I’m sure there’s also a more elegant way of doing this but so far it’s meant I can get this working without putting explicit lifetime parameters everywhere. But it does now mean that the actual implementation is littered with .borrow() and .borrow_mut() calls everywhere.

Ordered/Unordered Benchmark

Iterating through two unordered component managers, is analogous to a much simple implementation that can be easily benchmarked.

We start with some vectors, each containing an Entry struct.

struct Entry {
    value: usize,
    index: usize,
}

Then we iterate through all the vectors and add up all entry.value.

For the ordered benchmark we iterate through one vector and grab elements from both vectors. This isn’t the exact same as iterating through components ordered by entity Id but it’s pretty close.

fn ordered(a1: &Vec<Entry>, a2: &Vec<Entry>) -> usize {
    let mut sum = 0;
    for i in 0..a1.len() {
        sum += a1[i].value + a2[i].value;
    }
    sum
}

And the unordered benchmark we iterate through one vector and jump around the second vector based on the entry.index.

fn unordered(a1: &Vec<Entry>, a2: &Vec<Entry>) -> usize {
    let mut sum = 0;
    for entry in a1 {
        sum += entry.value + a2[entry.index].value;
    }
    sum
}

There’s also some logic to populate the vectors. But this won’t be included in the benchmark.

fn setup(n: usize) -> (Vec<Entry>, Vec<Entry>) {
    let mut a1 = Vec::with_capacity(n);
    let mut a2 = Vec::with_capacity(n);

    for i in 0..n {
        a1.push(Entry {
            value: i,
            index: (n - 1) - i,
        });
        a2.push(Entry { value: i, index: 0 });
    }
    (a1, a2)
}

And finally the benchmarks themselves:

#[bench]
fn bench_ordered(b: &mut Bencher) {
    let (a1, a2) = setup(MAX_ITEMS);
    b.iter(|| ordered(&a1, &a2));
}

#[bench]
fn bench_unordered(b: &mut Bencher) {
    let (a1, a2) = setup(MAX_ITEMS);
    b.iter(|| unordered(&a1, &a2));
}

Results

Just for fun, I included a HashMap implementation to benchmark as well.
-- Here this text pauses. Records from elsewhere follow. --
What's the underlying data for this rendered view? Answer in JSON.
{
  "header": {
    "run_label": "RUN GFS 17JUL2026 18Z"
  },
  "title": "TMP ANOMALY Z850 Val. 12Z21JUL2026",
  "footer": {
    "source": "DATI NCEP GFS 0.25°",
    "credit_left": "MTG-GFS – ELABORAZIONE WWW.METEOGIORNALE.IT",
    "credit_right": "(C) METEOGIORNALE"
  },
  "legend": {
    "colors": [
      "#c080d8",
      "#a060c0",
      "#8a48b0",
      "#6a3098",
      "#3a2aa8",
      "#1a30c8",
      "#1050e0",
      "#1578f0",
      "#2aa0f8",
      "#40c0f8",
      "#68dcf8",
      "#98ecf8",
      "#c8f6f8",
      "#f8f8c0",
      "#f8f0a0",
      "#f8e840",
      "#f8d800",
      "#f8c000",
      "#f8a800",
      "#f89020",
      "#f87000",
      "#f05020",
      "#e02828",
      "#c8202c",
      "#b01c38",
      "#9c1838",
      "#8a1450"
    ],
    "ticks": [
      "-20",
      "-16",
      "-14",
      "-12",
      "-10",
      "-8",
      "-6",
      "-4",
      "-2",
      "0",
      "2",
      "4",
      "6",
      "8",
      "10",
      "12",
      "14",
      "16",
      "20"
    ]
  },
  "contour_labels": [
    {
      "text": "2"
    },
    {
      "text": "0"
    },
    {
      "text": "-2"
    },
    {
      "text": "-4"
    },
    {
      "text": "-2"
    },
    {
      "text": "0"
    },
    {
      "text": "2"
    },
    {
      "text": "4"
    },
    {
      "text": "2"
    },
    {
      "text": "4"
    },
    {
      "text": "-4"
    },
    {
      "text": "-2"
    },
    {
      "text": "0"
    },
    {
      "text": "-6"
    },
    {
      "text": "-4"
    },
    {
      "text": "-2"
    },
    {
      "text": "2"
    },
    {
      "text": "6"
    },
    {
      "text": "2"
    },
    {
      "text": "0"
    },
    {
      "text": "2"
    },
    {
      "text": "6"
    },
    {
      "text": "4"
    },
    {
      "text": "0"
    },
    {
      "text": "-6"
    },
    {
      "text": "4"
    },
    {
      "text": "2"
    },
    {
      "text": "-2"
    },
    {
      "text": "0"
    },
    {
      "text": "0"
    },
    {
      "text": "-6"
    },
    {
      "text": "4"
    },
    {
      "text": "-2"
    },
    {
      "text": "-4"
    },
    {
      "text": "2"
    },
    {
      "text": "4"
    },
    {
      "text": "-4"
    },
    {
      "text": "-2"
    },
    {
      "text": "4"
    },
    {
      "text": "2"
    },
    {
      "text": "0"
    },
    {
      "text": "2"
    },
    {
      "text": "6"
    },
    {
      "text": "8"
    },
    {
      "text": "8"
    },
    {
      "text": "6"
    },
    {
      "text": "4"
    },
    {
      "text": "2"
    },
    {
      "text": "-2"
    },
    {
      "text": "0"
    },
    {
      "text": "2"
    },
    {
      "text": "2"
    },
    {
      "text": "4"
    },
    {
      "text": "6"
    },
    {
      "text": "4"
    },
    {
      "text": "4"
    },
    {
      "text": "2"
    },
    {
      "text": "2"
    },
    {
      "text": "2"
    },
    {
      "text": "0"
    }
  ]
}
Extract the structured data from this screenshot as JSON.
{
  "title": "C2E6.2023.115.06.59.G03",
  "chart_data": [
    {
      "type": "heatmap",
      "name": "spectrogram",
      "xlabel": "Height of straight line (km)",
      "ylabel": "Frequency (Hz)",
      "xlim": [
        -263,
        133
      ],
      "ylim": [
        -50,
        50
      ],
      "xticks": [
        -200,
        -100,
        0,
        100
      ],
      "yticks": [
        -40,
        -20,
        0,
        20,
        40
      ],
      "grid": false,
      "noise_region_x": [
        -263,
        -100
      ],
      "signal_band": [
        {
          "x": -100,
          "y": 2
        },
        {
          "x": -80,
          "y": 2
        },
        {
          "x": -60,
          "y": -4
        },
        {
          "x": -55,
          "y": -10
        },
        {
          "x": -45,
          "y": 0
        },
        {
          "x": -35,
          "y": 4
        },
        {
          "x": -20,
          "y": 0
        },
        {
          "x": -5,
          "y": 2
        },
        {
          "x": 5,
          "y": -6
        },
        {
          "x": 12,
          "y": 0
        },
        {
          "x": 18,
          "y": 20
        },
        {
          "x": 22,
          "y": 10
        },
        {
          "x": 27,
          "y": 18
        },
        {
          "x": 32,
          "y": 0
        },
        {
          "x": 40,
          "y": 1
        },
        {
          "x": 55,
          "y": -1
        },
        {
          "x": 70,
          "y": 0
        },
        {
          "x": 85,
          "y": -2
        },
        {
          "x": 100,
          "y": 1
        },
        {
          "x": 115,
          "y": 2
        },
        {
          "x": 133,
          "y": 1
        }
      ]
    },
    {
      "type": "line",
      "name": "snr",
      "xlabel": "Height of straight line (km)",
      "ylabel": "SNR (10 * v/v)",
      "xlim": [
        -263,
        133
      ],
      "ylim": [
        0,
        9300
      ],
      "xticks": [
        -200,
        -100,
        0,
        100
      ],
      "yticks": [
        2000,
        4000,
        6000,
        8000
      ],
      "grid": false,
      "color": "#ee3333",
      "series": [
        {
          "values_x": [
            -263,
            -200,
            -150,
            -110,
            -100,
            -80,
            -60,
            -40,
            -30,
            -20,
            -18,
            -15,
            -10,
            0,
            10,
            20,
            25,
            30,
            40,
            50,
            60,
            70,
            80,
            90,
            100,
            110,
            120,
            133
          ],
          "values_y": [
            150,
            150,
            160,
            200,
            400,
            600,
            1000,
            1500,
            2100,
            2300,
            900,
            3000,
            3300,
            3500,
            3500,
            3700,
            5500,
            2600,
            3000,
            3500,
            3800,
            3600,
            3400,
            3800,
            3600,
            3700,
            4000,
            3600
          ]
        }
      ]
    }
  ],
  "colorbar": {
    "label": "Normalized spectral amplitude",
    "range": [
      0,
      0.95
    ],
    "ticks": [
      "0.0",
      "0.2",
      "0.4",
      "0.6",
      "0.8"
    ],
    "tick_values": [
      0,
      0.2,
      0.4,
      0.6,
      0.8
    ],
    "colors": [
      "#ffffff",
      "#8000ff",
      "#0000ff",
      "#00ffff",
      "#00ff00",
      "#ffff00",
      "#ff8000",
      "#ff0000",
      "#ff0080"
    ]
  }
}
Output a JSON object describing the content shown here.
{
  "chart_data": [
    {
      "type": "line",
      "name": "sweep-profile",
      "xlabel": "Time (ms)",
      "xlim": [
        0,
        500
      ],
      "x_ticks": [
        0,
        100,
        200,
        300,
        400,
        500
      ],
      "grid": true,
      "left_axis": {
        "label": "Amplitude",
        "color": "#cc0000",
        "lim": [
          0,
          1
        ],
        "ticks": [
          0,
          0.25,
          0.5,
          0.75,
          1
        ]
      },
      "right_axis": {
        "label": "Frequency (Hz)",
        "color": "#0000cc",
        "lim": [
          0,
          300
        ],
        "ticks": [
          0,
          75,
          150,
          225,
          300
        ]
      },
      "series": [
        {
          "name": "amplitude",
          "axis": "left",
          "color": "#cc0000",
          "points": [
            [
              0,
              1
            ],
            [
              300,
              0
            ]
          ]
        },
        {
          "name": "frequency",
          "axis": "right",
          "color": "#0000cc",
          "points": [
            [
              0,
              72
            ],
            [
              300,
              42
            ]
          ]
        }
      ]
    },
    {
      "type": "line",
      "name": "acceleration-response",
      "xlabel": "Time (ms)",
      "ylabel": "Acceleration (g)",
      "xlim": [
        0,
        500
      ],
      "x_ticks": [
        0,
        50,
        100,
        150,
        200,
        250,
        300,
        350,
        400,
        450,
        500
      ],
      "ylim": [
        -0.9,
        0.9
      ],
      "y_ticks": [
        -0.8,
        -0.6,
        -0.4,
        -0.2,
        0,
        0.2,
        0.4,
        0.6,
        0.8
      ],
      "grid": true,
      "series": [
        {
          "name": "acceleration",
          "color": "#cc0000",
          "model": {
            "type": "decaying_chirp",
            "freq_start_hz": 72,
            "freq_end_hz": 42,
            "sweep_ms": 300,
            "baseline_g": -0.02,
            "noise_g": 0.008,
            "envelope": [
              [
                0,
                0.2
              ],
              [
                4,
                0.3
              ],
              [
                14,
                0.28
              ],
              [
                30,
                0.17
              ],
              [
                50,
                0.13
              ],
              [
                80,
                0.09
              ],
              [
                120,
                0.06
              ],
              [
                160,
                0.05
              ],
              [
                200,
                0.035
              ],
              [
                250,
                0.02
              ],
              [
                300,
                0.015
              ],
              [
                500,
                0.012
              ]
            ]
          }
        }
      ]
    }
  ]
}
`N_VECS = 2, MAX_ITEMS = 1000`

test tests::bench_hashmap   ... bench:      24,785 ns/iter (+/- 4,563)
test tests::bench_ordered   ... bench:         558 ns/iter (+/- 63)
test tests::bench_unordered ... bench:         575 ns/iter (+/- 98)

`N_VECS = 2, MAX_ITEMS = 10000`

test tests::bench_hashmap   ... bench:     296,271 ns/iter (+/- 35,722)
test tests::bench_ordered   ... bench:       5,989 ns/iter (+/- 749)
test tests::bench_unordered ... bench:       9,286 ns/iter (+/- 2,877)

`N_VECS = 3, MAX_ITEMS = 1000`

test tests::bench_hashmap   ... bench:      45,850 ns/iter (+/- 6,411)
test tests::bench_ordered   ... bench:         843 ns/iter (+/- 79)
test tests::bench_unordered ... bench:         854 ns/iter (+/- 90)

`N_VECS = 3, MAX_ITEMS = 10000`

test tests::bench_hashmap   ... bench:     575,907 ns/iter (+/- 85,579)
test tests::bench_ordered   ... bench:       8,959 ns/iter (+/- 1,305)
test tests::bench_unordered ... bench:      10,693 ns/iter (+/- 1,815)